Diabetes Prevention: 5 Tips That Will Keep You Away In Future
Changing your lifestyle can be an important step towards preventing diabetes—and it’s never too early to begin. Take these tips into account.
Prevention is very important when it comes to type 2 diabetes – the most prevalent type of diabetes. It is particularly important to make diabetes prevention a priority if you have an elevated risk for diabetes, such as overweight, family history or diagnosis of prediabetes (also known as impaired fasting glucose).
Preventing diabetes is as important as eating healthier, being physically more involved and losing a few extra pounds. It is never too late to begin. Making some simple changes in your lifestyle now might help to prevent more serious health problems such as nerve damage, kidney and heart damage from diabetes. Consider the American Diabetes Association’s tips on diabetes prevention.
1. For more physical exercise
Regular physical exercise has many advantages.
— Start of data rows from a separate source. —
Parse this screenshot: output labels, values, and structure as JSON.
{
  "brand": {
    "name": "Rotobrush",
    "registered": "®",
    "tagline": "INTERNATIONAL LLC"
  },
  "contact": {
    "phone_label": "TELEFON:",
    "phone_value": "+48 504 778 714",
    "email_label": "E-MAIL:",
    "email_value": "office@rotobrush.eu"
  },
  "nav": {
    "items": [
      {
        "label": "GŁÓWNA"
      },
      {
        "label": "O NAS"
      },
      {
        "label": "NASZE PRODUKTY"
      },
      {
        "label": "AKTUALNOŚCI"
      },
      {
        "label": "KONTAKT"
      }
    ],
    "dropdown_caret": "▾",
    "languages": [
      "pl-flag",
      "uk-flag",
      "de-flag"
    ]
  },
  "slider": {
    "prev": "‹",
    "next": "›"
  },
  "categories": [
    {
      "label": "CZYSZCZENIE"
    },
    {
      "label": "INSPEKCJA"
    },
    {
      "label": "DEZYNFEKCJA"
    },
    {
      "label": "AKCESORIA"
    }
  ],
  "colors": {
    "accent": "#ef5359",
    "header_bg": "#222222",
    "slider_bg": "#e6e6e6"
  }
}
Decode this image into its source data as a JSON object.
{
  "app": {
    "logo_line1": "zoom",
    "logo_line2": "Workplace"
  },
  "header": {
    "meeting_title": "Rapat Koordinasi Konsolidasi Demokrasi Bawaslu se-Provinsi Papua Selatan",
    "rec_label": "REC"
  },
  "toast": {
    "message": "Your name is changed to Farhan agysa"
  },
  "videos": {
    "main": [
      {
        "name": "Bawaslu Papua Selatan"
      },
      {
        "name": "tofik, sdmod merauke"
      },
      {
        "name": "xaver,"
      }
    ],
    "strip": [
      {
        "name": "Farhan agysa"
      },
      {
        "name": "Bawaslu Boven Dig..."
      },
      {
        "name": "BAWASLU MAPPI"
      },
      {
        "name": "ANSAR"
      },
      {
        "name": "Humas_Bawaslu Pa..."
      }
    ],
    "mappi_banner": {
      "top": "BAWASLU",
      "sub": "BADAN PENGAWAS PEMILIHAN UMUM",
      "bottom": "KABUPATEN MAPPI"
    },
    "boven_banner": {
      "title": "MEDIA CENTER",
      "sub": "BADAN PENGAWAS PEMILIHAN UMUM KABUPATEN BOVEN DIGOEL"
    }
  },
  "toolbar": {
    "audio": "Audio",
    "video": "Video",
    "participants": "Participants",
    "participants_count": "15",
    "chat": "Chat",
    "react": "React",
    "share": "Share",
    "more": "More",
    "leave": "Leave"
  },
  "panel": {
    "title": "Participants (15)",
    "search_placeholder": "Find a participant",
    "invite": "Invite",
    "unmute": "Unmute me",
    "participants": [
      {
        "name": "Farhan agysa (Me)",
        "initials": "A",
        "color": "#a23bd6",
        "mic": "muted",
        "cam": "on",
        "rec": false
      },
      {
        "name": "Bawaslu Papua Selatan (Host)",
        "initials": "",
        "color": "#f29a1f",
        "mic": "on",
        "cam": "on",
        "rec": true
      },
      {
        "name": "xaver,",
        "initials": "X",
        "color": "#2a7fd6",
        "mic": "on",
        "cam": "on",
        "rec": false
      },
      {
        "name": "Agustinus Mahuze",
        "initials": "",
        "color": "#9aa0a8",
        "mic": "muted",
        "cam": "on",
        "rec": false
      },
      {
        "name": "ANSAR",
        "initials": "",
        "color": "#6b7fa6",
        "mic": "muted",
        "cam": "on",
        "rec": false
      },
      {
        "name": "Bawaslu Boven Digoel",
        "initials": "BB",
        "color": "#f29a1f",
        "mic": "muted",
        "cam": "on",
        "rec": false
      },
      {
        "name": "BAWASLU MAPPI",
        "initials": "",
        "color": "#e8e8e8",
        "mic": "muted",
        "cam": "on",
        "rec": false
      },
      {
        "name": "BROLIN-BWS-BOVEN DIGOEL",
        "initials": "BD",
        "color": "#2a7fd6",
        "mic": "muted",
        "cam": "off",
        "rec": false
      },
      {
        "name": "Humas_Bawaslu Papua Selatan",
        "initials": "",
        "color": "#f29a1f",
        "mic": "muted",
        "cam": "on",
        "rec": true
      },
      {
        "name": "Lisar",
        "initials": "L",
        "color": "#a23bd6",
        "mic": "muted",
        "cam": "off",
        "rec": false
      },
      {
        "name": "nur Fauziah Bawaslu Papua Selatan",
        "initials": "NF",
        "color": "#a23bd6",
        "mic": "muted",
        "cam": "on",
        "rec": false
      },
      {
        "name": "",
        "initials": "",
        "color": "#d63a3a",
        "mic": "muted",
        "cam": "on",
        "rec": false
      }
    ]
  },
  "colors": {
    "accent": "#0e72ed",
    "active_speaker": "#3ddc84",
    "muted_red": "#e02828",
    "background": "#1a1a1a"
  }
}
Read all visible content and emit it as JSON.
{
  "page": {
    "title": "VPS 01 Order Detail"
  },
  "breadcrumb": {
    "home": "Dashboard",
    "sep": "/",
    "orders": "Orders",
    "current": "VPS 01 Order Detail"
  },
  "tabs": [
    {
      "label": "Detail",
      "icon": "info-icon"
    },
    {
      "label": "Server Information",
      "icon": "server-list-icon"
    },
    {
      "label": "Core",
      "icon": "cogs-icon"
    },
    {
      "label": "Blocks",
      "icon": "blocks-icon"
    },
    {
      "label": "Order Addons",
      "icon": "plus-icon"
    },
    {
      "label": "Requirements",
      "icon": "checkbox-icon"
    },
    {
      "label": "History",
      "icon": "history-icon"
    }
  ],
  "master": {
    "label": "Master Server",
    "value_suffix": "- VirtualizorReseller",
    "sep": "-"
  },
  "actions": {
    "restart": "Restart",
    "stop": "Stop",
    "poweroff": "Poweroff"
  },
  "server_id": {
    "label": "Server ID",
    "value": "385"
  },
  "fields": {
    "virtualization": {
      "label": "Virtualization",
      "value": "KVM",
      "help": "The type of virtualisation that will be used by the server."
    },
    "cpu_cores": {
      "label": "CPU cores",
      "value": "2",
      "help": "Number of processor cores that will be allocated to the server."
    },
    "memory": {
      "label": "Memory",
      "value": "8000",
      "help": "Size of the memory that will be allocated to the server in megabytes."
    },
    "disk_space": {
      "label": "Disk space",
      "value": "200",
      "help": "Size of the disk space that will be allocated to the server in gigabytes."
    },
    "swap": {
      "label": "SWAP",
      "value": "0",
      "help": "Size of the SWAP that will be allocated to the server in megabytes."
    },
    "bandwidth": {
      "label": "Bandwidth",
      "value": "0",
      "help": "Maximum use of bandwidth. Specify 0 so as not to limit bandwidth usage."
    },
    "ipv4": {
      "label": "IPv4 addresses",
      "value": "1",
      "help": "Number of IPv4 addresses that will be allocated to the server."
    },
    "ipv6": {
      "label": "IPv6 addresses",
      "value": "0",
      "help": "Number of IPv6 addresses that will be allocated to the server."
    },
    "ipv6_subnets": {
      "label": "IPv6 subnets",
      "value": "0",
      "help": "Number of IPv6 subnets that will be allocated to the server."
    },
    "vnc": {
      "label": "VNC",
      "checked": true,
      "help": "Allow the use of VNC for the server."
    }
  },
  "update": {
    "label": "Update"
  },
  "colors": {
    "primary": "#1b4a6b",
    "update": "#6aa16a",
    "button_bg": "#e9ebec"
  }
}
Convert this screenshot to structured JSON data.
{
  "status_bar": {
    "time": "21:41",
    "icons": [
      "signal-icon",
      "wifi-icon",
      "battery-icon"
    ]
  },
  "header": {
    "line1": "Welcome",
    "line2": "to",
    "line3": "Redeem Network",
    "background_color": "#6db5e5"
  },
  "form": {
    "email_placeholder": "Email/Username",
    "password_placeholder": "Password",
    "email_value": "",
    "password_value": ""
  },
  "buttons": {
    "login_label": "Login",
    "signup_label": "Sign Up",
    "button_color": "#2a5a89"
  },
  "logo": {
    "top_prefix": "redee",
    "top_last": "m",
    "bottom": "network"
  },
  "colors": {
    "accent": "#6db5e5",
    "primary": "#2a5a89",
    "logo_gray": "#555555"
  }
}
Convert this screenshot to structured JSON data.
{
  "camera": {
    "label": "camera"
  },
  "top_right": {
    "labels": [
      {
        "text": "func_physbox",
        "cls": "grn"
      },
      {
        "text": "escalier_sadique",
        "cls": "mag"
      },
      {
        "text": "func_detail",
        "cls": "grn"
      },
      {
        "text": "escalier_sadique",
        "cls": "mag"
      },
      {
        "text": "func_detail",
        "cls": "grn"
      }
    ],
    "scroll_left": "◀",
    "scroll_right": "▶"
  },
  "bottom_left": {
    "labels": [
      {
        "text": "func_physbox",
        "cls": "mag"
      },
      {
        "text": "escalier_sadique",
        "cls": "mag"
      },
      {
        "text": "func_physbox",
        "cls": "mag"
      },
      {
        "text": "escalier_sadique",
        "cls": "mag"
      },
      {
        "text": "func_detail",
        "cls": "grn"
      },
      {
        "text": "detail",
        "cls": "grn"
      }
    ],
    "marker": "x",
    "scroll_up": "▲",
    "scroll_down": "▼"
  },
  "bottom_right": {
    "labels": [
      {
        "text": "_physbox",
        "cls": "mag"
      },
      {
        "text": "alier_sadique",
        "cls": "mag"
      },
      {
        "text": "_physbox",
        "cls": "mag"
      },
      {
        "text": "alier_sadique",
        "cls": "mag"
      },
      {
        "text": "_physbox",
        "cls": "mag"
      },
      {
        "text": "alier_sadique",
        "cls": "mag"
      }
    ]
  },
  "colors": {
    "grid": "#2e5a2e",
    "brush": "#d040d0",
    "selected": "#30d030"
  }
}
Training will benefit you:
- Weight loss
- Reduce blood sugar
- Enhance your insulin sensitivity – helping to keep your blood sugar in a normal range
Research shows that aerobic exercise and training in resistance can help regulate diabetes. The best advantage is a wellness programme for both.
2. Get tones of fiber
Fiber will assist you:
- Reduce the diabetes risk by enhancing blood sugar regulation
- Reduce the risk of cardiac disease
- Encourage weight loss by making you feel full
Fiber-rich foods include fruits, plants, beans, whole grains and nuts.
3. Go whole grains
It is not clear why, but whole grains will reduce the risk of diabetes and maintain the level of blood sugar. Try to make whole grains of at least half your grains.
Many foods made from whole grains, including various breads, pasta and cereals, come ready for eating. Look for the word “complete” in the box and among the first few things in the list of ingredients.
4. Lose excess weight
If you are overweight, prevention of diabetes can rely on weight loss. You can boost your health every pound you lose, and you may be shocked by just how much. A large study participants who lose modest weight – about 7% of the initial body weight – consistently decreased their risk of developing diabetes by almost 60%.
5. Skip fat diets and make safer decisions
Low-carb diets, the glycemic index diet or any other fad diet can first help you to lose weight. However, their efficacy and long-term impact on diabetes prevention are not understood. You may also give up vital nutrients and sometimes crave certain food by eliminating or strictly restricting a certain food group. Instead, provide variety and portion control in your balanced eating strategy.
Whether to see a doctor
The American Diabetes Association suggests monitoring blood glucose if:
- You are 45 years of age or older
- You’re an overweight adult of any age and you have one or more additional diabetes risk factors such as your family background, your personal history of prediabetes or your inactive life style.
Your doctor will probably prescribe screening every three years after age 45.
Share your concerns with your doctor about diabetes prevention. He/she will appreciate your diabetes prevention efforts and may give more advice based on your medical background or any other factors.